• Le secteur des assurances s'alarme de la hausse des risques et la dégradation rapide des océans

    Faute d'être en mesure de prévenir les conséquences désastreuses de nos activités sur nos océans, le secteur des assurances s'inquiète des coûts économiques colossaux à venir et de l'impréparation actuelle. C'était tout l'objet du tout premier sommet mondial sur les risques océaniques.vague-tempete-022016
    Les océans se dégradent à un rythme jamais enregistré depuis 65 millions d'années. Ils sont plus chauds, moins oxygénés et 30 % plus acides qu'avant la révolution industrielle et sont envahis par plusieurs "continents de déchets" qui s'accumulent chaque jour un peu plus alors que la vie marine s'éteint, incapable de faire face à la pression de l'Homme. En outre, les risques liés au changement climatique menacent une population grandissante : 13 des plus grandes villes mondiales sont situées sur un littoral et plus d'un tiers de la population mondiale, soit environ 2,5 milliards de personnes vivent à moins de 100 km de la mer ; un enjeu considérable. Et pourtant, l'économie mondiale dépend de plus en plus des ressources et des services offerts par l'océan, ainsi que de son rôle dans l'atténuation du changement climatique en cours. Le produit marin brut de cette « économie bleue » est évalué à 2 500 milliards de dollars pour une valeur d'actifs sous-jacente de 24 000 milliards de dollars !

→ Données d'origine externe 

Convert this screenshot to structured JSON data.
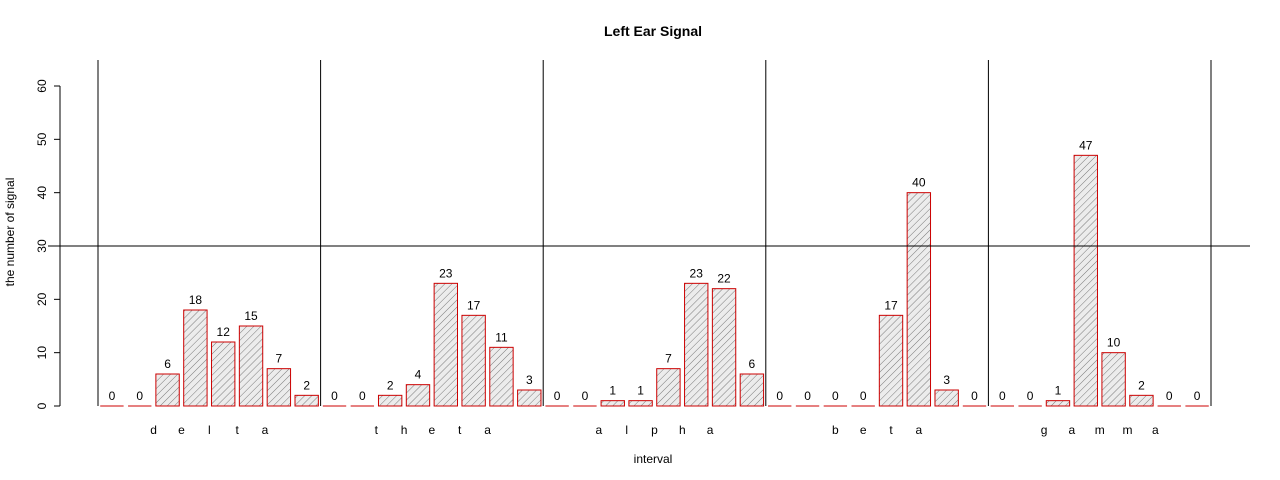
{
  "chart_data": {
    "type": "bar",
    "title": "Left Ear Signal",
    "xlabel": "interval",
    "ylabel": "the number of signal",
    "ylim": [
      0,
      60
    ],
    "yticks": [
      0,
      10,
      20,
      30,
      40,
      50,
      60
    ],
    "reference_line_y": 30,
    "bar_fill": "#cccccc",
    "bar_border": "#cc0000",
    "groups": [
      {
        "name": "delta",
        "letters": [
          "d",
          "e",
          "l",
          "t",
          "a"
        ],
        "values": [
          0,
          0,
          6,
          18,
          12,
          15,
          7,
          2
        ]
      },
      {
        "name": "theta",
        "letters": [
          "t",
          "h",
          "e",
          "t",
          "a"
        ],
        "values": [
          0,
          0,
          2,
          4,
          23,
          17,
          11,
          3
        ]
      },
      {
        "name": "alpha",
        "letters": [
          "a",
          "l",
          "p",
          "h",
          "a"
        ],
        "values": [
          0,
          0,
          1,
          1,
          7,
          23,
          22,
          6
        ]
      },
      {
        "name": "beta",
        "letters": [
          "b",
          "e",
          "t",
          "a"
        ],
        "values": [
          0,
          0,
          0,
          0,
          17,
          40,
          3,
          0
        ]
      },
      {
        "name": "gamma",
        "letters": [
          "g",
          "a",
          "m",
          "m",
          "a"
        ],
        "values": [
          0,
          0,
          1,
          47,
          10,
          2,
          0,
          0
        ]
      }
    ]
  }
}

    Deux rapports ont été publiés à l'occasion du premier Sommet sur le risque océanique qui s'est tenu du 8 au 10 mai aux Bermudes et qui a réuni des scientifiques, des représentants gouvernementaux de haut niveau, ainsi que les secteurs de la finance et de la (ré)assurance. Objectif du sommet : évaluer comment les États et les entreprises pourront et devront réagir face aux risques engendrés par les changements qui affectent ou affecteront l'océan et qui, jusqu'à récemment, étaient méconnus. Autrement dit, considérer « les impacts potentiellement colossaux du changement océanique pour nos sociétés et nos modes de vie » indique Charles Cooper, directeur exécutif de réassurance chez XL Catlin.